I know people who have beaten cancer.

I hope Jim Johnson is the next person I know who beats cancer.

A family friend and one of my youth football and baseball coaches was diagnosed with stomach cancer about 20 years ago. I used to drive him to University of Pennsylvania Hospital for radiation treatments. The trips back to South Jersey weren't always pleasant. His son, a close friend since the third grade, came in from Chicago and told me he thought this might be the last time he saw his dad alive. That was the grim prognosis from the doctors. His dad is now in his early 70s.

A younger family friend has been fighting cancer the last two years. Nobody told him the fight is supposed to be over now, so he keeps fighting. He went into a coma at the Sloan-Kettering Cancer Center last year and came out of it. My friend periodically e-mails me seeking my thoughts on the Eagles. In fact, I got one just the other day. He's a huge fan. It makes me smile every time one arrives in my in box.

Johnson, the Eagles' defensive coordinator, was diagnosed earlier this week with melanoma. I'm not sure he'd even consider me a friend, but he is a man I respect tremendously for his work ethic and honesty. The Eagles parade a lot of people to the podium during the course of a practice week at the NovaCare Complex and few, if any, offer more insightful words than Johnson. When you get the Eagles' defensive coordinator alone for a one-on-one interview, he's as candid as anyone in the organization. What I've learned from Johnson in my six seasons covering the Eagles is that the man loves Philadelphia. Ask the 67-year-old coach what his favorite stop has been on his long tour of duty in coaching and this place is the answer.

So forgive me if I'm cheering from the press box for Jim Johnson to win this battle with cancer. If he does, I'll gladly give him a standing ovation.

Safety Brian Dawkins took part in a press conference at the Tampa Convention Center today as one of three finalists for the Walter Payton NFL Man of the Year award. Afterward, he was asked about Johnson's illness.

"Knowing how much Jim has meant to me to know that he is going through that cancer situation -- I've had that in my family before, so I know the extent of it," Dawkins said. "From everything that I understand, everything is upbeat and we all believe he is going to pull through and he's going to be back out there coaching with us.

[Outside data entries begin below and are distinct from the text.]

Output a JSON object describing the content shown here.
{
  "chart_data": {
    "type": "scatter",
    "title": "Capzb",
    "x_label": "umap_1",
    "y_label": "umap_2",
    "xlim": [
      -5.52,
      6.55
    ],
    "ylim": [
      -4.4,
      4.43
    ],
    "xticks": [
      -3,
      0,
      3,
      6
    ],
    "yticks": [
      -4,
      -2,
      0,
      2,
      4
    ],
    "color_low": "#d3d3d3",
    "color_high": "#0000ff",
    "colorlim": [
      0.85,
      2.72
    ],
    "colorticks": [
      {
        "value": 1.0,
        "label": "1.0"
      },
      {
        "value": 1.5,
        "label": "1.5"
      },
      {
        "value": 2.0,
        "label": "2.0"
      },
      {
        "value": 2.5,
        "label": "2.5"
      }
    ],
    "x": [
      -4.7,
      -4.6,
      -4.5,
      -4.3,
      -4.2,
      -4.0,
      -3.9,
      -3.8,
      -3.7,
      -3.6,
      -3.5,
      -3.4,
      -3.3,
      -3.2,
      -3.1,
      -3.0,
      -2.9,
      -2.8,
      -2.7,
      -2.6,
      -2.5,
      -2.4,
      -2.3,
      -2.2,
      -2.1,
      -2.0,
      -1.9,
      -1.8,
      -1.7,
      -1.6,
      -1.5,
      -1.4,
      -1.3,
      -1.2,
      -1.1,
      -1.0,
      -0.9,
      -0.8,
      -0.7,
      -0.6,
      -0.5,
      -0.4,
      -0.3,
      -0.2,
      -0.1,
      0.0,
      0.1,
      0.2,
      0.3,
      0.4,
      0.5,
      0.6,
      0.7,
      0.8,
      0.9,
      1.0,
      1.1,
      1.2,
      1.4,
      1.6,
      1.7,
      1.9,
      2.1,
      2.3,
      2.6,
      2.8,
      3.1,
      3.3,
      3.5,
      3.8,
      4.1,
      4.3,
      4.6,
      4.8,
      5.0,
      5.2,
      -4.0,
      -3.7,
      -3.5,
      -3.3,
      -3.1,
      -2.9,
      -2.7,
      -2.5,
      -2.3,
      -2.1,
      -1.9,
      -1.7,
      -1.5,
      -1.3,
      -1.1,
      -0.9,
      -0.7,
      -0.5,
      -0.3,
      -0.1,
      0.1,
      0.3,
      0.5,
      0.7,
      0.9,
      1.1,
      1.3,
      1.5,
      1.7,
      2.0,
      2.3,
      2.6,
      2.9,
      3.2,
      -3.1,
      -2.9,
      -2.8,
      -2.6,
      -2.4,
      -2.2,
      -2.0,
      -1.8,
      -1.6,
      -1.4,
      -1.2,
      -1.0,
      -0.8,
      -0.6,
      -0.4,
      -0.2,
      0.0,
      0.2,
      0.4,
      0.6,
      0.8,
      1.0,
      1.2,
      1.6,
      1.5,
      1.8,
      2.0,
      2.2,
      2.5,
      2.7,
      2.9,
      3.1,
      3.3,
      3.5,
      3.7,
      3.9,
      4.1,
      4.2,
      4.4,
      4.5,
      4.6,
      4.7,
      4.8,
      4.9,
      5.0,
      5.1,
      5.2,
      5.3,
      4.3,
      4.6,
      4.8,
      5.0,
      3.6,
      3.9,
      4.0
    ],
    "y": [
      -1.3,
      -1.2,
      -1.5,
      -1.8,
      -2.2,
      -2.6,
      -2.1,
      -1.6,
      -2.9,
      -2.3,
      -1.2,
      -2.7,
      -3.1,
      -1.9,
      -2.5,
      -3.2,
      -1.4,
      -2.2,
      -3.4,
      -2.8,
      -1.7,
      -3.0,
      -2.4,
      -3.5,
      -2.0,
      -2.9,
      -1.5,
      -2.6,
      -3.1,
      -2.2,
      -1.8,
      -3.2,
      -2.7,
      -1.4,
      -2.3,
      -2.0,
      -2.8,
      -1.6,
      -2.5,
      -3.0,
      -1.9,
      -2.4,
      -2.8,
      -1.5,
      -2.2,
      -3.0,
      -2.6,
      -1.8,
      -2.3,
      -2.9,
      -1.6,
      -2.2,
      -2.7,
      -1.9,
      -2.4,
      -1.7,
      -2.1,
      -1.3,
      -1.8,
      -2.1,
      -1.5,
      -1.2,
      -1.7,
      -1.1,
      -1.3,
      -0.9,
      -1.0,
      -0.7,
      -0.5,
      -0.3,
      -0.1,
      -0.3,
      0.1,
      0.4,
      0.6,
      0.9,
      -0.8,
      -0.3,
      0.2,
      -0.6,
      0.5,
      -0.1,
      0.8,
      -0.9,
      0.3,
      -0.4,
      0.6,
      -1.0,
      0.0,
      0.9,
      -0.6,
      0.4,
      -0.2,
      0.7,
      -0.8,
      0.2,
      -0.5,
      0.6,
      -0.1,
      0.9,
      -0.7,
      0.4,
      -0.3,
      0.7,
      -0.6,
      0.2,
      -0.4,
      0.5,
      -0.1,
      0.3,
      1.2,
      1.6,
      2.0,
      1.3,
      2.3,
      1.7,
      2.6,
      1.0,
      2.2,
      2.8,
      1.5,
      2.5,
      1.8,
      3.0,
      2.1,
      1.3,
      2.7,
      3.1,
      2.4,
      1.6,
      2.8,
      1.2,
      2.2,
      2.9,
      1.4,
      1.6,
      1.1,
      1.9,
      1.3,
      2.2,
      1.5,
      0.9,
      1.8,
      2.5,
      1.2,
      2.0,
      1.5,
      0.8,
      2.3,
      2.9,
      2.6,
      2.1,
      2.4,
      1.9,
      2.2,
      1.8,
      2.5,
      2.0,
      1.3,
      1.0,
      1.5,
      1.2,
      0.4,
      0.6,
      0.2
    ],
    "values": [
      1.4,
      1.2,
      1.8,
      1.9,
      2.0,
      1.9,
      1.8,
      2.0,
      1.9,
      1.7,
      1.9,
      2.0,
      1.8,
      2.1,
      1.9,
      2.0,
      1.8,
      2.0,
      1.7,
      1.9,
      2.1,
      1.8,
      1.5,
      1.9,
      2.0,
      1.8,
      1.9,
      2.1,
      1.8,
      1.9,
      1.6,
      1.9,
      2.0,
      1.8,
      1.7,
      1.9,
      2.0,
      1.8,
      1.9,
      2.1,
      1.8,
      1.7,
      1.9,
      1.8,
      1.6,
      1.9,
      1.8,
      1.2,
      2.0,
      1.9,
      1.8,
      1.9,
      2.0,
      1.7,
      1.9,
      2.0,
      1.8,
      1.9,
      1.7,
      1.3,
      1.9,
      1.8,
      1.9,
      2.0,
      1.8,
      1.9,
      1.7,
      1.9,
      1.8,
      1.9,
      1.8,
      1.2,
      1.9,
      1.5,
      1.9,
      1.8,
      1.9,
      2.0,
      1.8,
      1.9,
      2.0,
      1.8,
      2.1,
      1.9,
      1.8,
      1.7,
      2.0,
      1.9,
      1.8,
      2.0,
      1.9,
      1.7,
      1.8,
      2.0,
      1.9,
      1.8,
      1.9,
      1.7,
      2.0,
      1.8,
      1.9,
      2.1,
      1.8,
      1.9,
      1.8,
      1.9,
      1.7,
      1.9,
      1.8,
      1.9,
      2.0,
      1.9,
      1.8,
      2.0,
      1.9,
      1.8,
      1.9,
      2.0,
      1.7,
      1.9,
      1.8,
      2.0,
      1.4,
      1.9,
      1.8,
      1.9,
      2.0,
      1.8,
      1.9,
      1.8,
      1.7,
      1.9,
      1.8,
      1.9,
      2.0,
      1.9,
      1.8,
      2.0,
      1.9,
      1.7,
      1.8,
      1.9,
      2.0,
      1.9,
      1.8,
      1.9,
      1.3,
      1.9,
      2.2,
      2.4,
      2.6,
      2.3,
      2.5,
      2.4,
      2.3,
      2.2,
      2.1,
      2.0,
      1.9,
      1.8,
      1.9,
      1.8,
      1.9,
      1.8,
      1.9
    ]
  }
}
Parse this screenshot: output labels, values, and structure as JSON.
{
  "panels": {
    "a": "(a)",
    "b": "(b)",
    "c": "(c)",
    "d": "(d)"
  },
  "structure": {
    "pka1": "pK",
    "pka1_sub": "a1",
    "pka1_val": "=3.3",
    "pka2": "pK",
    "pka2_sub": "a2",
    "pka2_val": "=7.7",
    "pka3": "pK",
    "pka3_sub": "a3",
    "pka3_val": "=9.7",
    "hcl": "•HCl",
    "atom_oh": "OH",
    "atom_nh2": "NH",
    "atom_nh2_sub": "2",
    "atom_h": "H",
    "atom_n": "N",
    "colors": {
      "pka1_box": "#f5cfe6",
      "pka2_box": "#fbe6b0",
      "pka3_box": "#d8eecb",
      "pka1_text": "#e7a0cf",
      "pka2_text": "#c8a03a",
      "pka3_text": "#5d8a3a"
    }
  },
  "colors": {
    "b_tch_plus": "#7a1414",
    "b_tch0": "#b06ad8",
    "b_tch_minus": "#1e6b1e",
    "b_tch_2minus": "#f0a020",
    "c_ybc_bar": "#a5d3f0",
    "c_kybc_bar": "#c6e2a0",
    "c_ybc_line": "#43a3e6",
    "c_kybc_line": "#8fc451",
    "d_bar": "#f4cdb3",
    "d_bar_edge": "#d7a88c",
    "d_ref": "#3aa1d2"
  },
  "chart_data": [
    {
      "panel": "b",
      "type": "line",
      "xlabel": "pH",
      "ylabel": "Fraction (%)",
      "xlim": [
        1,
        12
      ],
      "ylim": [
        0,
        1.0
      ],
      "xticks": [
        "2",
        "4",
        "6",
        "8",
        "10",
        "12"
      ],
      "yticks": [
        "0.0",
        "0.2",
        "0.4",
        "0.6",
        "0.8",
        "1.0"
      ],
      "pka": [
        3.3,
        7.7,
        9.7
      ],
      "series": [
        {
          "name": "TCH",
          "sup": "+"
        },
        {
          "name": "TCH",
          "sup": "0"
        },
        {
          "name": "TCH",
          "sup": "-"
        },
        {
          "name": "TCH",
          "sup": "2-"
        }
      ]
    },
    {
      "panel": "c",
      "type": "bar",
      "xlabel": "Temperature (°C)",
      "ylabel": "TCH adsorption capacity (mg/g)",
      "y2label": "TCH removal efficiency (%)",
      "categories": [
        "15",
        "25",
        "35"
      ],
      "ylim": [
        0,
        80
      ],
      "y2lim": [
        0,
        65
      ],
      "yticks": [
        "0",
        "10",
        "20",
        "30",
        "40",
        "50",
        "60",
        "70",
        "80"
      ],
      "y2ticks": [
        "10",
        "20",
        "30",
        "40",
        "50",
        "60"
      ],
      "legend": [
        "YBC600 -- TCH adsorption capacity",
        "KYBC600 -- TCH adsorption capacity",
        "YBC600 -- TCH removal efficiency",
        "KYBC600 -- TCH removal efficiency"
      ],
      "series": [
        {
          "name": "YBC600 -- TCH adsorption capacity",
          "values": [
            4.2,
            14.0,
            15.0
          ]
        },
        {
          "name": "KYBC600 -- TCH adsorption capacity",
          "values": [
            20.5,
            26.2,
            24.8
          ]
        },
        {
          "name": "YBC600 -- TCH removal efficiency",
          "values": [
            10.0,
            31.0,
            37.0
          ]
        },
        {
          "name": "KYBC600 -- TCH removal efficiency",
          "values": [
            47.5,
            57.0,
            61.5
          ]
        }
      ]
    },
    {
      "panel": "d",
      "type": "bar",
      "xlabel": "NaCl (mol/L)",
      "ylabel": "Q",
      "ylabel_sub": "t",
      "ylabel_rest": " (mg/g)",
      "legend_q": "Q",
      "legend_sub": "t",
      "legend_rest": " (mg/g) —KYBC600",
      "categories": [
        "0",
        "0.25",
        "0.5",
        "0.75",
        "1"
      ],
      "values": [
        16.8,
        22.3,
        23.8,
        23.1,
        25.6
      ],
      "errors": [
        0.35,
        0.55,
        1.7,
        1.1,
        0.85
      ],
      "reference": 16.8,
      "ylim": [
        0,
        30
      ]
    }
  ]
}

"One of the biggest reasons for me staying with the Eagles for so long is Jim," Dawkins said. "What he allowed me to do and ask me to do ... is something I've always been comfortable with. I've never really said that before, but he is one of the reasons I wanted to stay with the Eagles for so long."

Dawkins said he didn't know that Johnson had anything more than back soreness during the Eagles' playoff run.

"His back was hurting," he said. "You could tell his back was hurting. Jim is a very proud guy, so to know he was walking around and using a cart that was a clear sign something was bothering him. Obviously we didn't know it was something to this extent."

Dawkins said he thinks secondary coach Sean McDermott would take a more prominent role in running the defense if Johnson is unable to work for a while. McDermott is probably the defensive coordinator in waiting and was considered for that job in Green Bay earlier this month.

"I would think that Sean would be the guy that stepped up in rank," Dawkins said.

Dawkins said he hopes to talk Johnson in the next day or two. He also talked about Johnson's old-school style of coaching.

"He expects so much from us," Dawkins said. "You really couldn't mike him during the game, because that wouldn't be a very long show. It would be beeps the whole time. That's just him. Because he expects us to get everything right the first time and he pushes us that way. He'll let you have it, then he'll watch the film and find out he might be wrong, then come back and apologize."